Мальчики принесли из класса деревянные палочки, на которых они учились счету, и доктор задал им несколько простых примеров. Так, будто бы это был настоящий фокус, Михаил, Гавриил и Рафаил перекладывали палочки, сдвигали их в кучки и каждый раз очень быстро называли верный ответ. По собственному желанию доктор продолжал такие занятия каждый день, когда фрау Манхаут уже уходила домой. Она была приятно удивлена. Ей показалось, что он наконец стал искать сближения со своими сыновьями. Как будто он наконец-то их признал.
— У некоторых мужчин не получается ладить с маленькими детьми, — заметила Ханна Кёйк, с которой фрау Манхаут по-прежнему обсуждала все происходящее. — У них нет терпения. И понимания. Для них это просто машинки для производства шума и какашек. Только когда дети подрастают и умнеют — то есть становятся, в их глазах, больше похожи на людей, — мужчины учатся с ними общаться.
Однако будущее показало, что Ханна, к сожалению, была не права. Энтузиазма доктора хватило ненадолго. Месяца три он занимался с сыновьями ежедневно, а потом все чаще стал пропускать дни занятий. Он оправдывался тем, что у него много работы. Это подтвердили и мальчики: их отец все время просиживал за книжками с трудными словами и над таблицами, полными разных чисел, или ужасно долго работал в лаборатории, пока они делали упражнения за письменным столом в его кабинете.
В последующие недели он уже перестал оправдываться, и фрау Манхаут пришлось самой интересоваться у детей, нашел ли доктор время, чтобы почитать с ними или порешать примеры.
Ее расстраивало, что доктор все меньше и меньше интересовался успехами своих детей, но в то же время у нее появилась возможность самостоятельно решать, чем заниматься с мальчиками и что им разрешать. Так, однажды утром она раскрыла детскую Библию и рассказала Михаилу, Гавриилу и Рафаилу о сотворении мира, как она делала обычно в начале учебного года. Об Иисусе она умолчала, но не затем, чтобы досадить доктору, а потому, что хотела придерживаться порядка Библии. На следующий день Шарлотта пошла дальше и рассказала про Адама и Еву, а потом и о грехопадении. Затем последовали Каин и Авель, Всемирный потоп и Вавилонская башня. Она читала вслух из Библии не более четверти часа в день, а иногда и еще меньше. Иногда ей чудилось, что слышит на лестнице шаги доктора Хоппе. Тогда она немедленно захлопывала книгу и прятала ее, пусть даже в этот момент Моисей был готов перебраться через Красное море или Авраам заносил нож над своим собственным сыном Исааком.
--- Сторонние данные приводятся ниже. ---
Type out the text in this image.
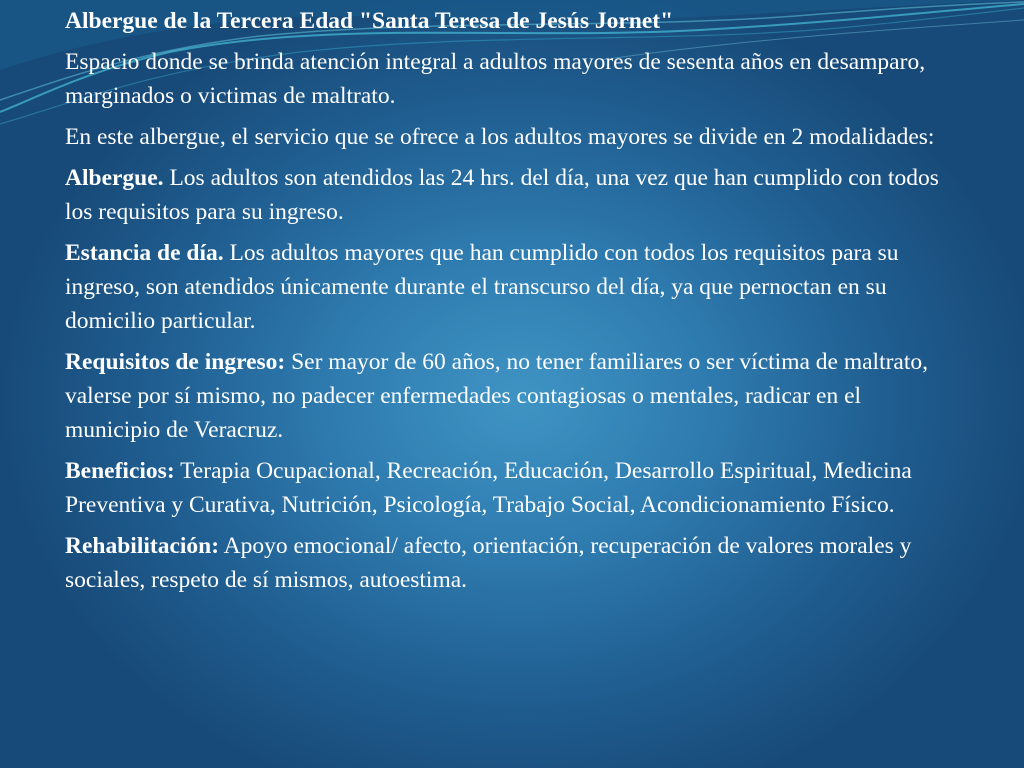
Albergue de la Tercera Edad "Santa Teresa de Jesús Jornet"

Espacio donde se brinda atención integral a adultos mayores de sesenta años en desamparo, marginados o victimas de maltrato.

En este albergue, el servicio que se ofrece a los adultos mayores se divide en 2 modalidades:

Albergue. Los adultos son atendidos las 24 hrs. del día, una vez que han cumplido con todos los requisitos para su ingreso.

Estancia de día. Los adultos mayores que han cumplido con todos los requisitos para su ingreso, son atendidos únicamente durante el transcurso del día, ya que pernoctan en su domicilio particular.

Requisitos de ingreso: Ser mayor de 60 años, no tener familiares o ser víctima de maltrato, valerse por sí mismo, no padecer enfermedades contagiosas o mentales, radicar en el municipio de Veracruz.

Beneficios: Terapia Ocupacional, Recreación, Educación, Desarrollo Espiritual, Medicina Preventiva y Curativa, Nutrición, Psicología, Trabajo Social, Acondicionamiento Físico.

Rehabilitación: Apoyo emocional/ afecto, orientación, recuperación de valores morales y sociales, respeto de sí mismos, autoestima.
Затаив дыхание, мальчики слушали библейские истории, как сказки, которые она рассказывала им раньше, а потом не могли наговориться, обсуждая их. Она же строго-настрого наказала им не рассказывать ничего отцу.
— Это тайна. У нас есть тайна! — закричали они, и фрау Манхаут поняла, что дети непременно проболтаются, вопрос только, когда. Ей стало интересно, как же они потом выкрутятся.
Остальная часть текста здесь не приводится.